The National Aeronautics and Space Administration and two Japanese government agencies are conducting a joint study on snow and other trends in precipitation over the Sea of Japan, NASA said Wednesday.

NASA said it is collaborating with the National Space Development Agency of Japan and the Japanese Meteorological Research Institute to conduct research into patterns of snow and rain, particularly around Fukui Prefecture’s Wakasa Bay.

The six-week Wakasa Bay Field Campaign began Jan. 3, NASA said in a press release.

NASA apparently chose Wakasa Bay due to its diverse winter weather conditions, which range from extreme cold caused by Siberian air masses and accompanying snow flowing into the region to fast-moving extra-tropical low pressure systems that consist primarily of rain, which originates as snowfall at higher altitudes.

The study uses NASA’s Earth Observing System Aqua satellite, launched last May, as well as research aircraft to gather data aimed at increasing understanding of where snow and rain fall and determining how such precipitation is affected by the El Nino phenomenon, NASA said.
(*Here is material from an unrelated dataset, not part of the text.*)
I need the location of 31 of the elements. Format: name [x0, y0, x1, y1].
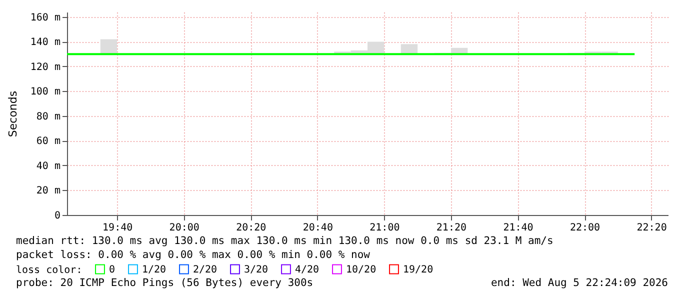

New satellite instruments that can detect precipitation over water will provide scientists with data to help interpret how the hydrology of the Pacific Ocean affects the entire planet, the administration said.

A NASA aircraft is flying off the coast between Niigata Prefecture and Hyogo Prefecture to collect precipitation data to compare with information gathered by the Aqua satellite orbiting over the same area, it said.

The satellite incorporates a Japanese-built Advanced Microwave Scanning Radiometer-Earth Observing System, which allows for a wider range of high-quality precipitation measurements, a NASA official said.